Pittsburgh was once known as the capital of the U.S. steel industry but is forging a new identity. In response to increasing automation, the western Pennsylvania city has evolved to embrace technology and has emerged as a leader in innovation.
In 1983, unemployment in Pittsburgh reached more than 17 percent with the fallout of closing steel mills. But a report commissioned in 1990 moved the city to push development in five areas: finance, energy, IT, manufacturing and healthcare, according to a recent National League of Cities report.
As a result, the city has seen major growth centered around many high-tech initiatives and is now home to major technology companies — Google, Apple, Bosch, Uber, Facebook, Nokia and IBM, among others — that generate $20.7 billion in annual payrolls.
Pittsburgh has famously partnered with ride-hailing service Uber to explore the use of self-driving cars. The public-private partnership, backed by state legislation, is allowing Uber officials to test autonomous vehicles in areas of the city.
Launched through a partnership with Carnegie Mellon University, the arrangement allows Uber to develop its technology while placing Pittsburgh squarely as a center of innovation.
Pennsylvania stands to benefit further from the partnership, as automotive and technology companies, encouraged by the legislation, continue to establish themselves in the state.
“Autonomous and connected vehicles will be integrated in the next generation of our transportation system,” stated Sen. John Rafferty, chairman of the Pennsylvania senate transportation committee, in a June 2016 press release. “One of the primary reasons for Senate Bill 1268 is to test the incorporation of this advanced technology on our roadways that provides for safety, mobility, innovation and economic development.”

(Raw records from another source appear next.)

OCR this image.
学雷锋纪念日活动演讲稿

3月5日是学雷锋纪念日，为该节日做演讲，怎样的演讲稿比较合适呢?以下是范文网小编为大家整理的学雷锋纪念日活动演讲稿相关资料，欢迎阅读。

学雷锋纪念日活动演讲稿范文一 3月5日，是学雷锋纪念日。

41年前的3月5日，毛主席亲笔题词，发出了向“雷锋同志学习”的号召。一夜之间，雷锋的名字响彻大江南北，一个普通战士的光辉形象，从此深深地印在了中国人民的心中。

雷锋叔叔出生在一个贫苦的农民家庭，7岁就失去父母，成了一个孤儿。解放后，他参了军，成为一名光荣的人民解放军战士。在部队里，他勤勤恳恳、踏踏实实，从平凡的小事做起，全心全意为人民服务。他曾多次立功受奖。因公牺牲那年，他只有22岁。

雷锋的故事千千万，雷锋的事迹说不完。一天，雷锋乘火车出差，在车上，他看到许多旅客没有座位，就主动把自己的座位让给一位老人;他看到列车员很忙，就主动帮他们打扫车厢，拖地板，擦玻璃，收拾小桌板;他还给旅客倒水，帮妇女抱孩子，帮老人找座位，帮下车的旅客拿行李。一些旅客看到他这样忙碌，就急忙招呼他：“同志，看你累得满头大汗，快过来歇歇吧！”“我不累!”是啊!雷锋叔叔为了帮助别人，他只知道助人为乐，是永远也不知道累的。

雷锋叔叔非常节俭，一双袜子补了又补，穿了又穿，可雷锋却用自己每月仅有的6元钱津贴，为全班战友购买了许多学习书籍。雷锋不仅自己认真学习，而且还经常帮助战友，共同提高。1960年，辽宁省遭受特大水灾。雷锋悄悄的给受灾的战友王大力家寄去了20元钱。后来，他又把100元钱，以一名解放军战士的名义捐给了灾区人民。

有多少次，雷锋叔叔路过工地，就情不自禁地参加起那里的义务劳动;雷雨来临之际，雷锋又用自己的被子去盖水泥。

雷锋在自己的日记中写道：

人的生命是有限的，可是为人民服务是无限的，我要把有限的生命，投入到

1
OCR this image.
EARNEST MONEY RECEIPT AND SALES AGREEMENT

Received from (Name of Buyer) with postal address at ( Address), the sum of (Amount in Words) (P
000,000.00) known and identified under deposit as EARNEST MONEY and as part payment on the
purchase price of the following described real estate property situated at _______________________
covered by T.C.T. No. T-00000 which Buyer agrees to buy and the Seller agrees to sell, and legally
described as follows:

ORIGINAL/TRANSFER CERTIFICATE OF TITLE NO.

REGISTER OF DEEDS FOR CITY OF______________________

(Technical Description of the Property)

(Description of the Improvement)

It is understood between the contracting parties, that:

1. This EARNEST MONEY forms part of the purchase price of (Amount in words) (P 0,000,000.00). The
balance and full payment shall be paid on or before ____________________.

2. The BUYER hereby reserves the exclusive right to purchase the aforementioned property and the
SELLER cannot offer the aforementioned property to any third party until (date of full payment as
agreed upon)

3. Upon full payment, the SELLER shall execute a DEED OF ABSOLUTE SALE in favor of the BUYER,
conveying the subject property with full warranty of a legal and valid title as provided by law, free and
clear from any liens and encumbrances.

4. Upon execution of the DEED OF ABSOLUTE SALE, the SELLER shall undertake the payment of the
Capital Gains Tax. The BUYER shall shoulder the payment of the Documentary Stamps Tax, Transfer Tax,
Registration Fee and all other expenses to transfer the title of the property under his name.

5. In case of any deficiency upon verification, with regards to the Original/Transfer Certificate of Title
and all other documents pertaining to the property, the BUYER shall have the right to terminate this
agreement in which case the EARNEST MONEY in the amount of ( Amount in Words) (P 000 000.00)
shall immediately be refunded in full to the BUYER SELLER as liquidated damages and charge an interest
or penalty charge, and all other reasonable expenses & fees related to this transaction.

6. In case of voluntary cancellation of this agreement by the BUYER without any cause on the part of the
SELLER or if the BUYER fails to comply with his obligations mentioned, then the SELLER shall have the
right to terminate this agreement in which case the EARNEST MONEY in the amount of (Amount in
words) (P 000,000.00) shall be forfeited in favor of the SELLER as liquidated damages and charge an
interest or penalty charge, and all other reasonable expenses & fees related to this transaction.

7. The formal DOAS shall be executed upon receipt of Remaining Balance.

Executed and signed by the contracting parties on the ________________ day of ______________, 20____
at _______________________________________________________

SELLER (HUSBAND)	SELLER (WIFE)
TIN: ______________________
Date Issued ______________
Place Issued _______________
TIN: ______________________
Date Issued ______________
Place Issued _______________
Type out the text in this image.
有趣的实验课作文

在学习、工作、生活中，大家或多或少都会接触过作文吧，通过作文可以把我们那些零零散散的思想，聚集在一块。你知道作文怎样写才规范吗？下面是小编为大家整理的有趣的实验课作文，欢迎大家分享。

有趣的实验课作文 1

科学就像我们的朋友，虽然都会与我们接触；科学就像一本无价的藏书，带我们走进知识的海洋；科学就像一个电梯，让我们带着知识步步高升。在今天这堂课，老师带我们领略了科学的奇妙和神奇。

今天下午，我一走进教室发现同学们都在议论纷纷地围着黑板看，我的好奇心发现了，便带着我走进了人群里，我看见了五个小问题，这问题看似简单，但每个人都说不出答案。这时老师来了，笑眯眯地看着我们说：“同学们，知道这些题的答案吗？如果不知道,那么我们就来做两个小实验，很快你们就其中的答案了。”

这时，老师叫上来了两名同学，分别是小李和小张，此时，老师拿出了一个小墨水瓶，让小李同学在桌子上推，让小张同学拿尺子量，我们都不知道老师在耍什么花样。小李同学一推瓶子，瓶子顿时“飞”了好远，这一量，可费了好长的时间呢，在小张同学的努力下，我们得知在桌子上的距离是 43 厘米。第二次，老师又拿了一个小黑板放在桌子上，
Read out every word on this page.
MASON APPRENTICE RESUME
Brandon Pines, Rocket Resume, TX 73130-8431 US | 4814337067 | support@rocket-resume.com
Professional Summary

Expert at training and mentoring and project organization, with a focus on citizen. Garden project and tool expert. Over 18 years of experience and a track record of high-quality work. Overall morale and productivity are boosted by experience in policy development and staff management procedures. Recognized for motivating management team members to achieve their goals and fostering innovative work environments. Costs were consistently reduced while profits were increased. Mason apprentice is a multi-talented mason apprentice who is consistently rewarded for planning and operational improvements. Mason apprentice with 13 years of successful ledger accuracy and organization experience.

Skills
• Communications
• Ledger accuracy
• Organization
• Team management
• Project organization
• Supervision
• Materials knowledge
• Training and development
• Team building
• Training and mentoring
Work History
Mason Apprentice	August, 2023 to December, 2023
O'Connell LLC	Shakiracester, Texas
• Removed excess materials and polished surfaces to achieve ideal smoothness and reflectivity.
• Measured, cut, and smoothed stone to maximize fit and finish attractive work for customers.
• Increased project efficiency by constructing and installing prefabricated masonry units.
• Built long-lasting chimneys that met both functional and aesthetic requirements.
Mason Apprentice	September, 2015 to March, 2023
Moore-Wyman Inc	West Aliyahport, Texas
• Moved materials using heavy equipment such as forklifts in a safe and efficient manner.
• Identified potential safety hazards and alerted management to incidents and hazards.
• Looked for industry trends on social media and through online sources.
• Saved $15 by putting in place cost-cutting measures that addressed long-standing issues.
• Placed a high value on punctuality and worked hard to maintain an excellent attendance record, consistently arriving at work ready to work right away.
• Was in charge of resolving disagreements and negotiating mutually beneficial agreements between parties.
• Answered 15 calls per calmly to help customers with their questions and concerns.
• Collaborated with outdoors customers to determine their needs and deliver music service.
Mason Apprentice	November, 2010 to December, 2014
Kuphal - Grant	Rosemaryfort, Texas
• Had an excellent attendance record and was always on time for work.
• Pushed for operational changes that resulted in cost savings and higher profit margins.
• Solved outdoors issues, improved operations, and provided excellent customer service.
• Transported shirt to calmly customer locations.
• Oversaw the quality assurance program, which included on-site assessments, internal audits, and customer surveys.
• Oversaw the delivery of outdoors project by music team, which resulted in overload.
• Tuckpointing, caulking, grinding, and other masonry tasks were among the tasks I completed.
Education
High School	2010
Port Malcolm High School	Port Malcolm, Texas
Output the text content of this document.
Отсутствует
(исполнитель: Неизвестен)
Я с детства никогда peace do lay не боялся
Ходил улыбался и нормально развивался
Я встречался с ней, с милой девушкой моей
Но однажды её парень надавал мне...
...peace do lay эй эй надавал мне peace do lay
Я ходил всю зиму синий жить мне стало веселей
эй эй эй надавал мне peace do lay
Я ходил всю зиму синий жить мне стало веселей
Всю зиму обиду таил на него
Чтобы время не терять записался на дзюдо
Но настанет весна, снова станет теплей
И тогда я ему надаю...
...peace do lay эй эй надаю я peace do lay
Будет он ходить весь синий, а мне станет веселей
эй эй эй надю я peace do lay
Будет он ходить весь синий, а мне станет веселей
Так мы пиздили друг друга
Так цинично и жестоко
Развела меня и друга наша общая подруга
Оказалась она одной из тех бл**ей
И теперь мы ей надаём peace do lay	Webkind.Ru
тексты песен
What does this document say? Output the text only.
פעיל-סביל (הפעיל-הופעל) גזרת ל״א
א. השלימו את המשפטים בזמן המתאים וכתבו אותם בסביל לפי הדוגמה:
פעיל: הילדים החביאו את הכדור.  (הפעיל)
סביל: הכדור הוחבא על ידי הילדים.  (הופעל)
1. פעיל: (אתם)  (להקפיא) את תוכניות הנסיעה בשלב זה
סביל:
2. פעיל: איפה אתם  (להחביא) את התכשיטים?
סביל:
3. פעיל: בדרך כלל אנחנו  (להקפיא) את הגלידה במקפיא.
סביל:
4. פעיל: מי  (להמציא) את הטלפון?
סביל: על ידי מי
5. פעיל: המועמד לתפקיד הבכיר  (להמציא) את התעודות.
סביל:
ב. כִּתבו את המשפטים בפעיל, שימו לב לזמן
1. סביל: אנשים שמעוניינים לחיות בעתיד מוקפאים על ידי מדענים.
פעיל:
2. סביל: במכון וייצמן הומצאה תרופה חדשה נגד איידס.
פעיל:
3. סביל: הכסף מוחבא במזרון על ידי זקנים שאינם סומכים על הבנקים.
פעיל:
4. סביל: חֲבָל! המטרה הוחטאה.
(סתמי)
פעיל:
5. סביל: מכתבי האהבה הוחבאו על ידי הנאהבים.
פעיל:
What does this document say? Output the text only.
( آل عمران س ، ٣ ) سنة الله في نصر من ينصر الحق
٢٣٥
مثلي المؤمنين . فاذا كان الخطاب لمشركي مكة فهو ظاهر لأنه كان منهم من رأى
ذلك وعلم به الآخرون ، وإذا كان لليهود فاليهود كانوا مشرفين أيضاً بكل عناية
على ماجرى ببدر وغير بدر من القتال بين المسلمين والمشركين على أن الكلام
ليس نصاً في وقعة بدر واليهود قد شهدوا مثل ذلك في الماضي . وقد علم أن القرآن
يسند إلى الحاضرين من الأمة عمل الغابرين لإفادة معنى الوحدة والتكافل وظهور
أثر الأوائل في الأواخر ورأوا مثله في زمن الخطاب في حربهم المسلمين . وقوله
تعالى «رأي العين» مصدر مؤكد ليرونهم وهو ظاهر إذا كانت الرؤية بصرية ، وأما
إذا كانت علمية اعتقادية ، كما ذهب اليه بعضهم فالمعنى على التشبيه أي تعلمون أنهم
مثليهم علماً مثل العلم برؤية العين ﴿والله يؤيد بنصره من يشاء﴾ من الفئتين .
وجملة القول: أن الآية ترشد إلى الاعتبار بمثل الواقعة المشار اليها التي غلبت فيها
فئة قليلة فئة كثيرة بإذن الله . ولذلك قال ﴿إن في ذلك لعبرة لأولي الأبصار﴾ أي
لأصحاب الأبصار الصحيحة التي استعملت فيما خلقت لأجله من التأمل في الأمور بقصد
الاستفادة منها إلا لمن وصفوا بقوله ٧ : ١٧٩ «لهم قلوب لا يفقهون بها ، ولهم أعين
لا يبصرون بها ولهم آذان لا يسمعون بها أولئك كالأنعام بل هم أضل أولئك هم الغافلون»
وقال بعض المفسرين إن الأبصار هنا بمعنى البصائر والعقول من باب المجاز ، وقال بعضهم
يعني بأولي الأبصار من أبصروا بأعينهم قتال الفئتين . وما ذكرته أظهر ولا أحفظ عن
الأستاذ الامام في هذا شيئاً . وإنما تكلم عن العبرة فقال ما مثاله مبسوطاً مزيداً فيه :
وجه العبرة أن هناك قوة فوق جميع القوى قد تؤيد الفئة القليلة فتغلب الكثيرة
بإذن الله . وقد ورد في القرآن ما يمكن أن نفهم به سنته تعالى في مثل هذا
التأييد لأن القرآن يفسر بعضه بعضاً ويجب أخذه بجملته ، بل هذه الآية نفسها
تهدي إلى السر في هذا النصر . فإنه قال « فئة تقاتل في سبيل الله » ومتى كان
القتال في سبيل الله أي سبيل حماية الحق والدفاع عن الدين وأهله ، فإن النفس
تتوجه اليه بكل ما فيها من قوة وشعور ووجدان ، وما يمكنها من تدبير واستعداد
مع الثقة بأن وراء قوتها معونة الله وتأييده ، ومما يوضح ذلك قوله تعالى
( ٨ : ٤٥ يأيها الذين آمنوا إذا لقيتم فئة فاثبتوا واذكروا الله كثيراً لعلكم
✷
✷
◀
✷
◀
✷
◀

Local governments collect a lot of data, and figuring out how to distribute it and use it can be a struggle. But in November 2016, Pittsburgh tapped its municipal data to launch its Burgh’s Eye View application — a map that allows city residents to see information ranging from 311 calls to police reports.
The map captures 10 years of data for residents to peruse and use as they see fit. But the map is just the beginning. Laura Meixell, assistant director of performance improvement for the city's Department of Innovation and Performance, told Government Technology that the city hopes for developers and analysts to apply user feedback, updating the map in a way that will become more useful to residents over time.
“The way you make data matter for people who aren’t data scientists is through visualization, and probably the most successful kind of visualization that exists is a map,” Nick Hall, open data services engineer for Pittsburgh, told Government Technology. “So much of Pittsburgh’s data — because we’re a city — lives in space. It’s geographic. By building one map that can contain lots of different data sets within it, we’re getting the most ‘bang for our buck’ in terms of making this information accessible to residents.”
Like many cities, Pittsburgh is investing in IoT, but with a slightly more altruistic aim. The city is turning to smart lighting as a way to reduce energy and costs, but also to keep the streets across all neighborhoods equally lit, even in less wealthy areas, according to Harvard University’s Data-Smart City Solutions.
The city put out a request for proposal originally asking for lighting solutions as it looked to upgrade nearly 40,000 city-owned streetlights. It received several unexpected responses that touched on a connected network of sensors.
“Pittsburgh was focused on lighting fixtures and energy savings,” Meixell told Data-Smart City Solutions. “And what we received was a whole variety of responses, including IoT solutions.”
Realizing the Internet of Things could offer real benefits to residents, the city issued a new request for information that focuses on smart streetlights. Pittsburgh hopes to begin phasing in IoT lighting, installing it in several iterations with the understanding that as IoT technology evolves, there will be opportunities for new vendors.
“We want this project to be grounded in what the actual benefits are to residents,” Hall told Data-Smart City Solutions. “Not just the technology as a solution narrative. There are genuine, potential benefits of data-driven feedback into city services if we go about this focused on public benefits.”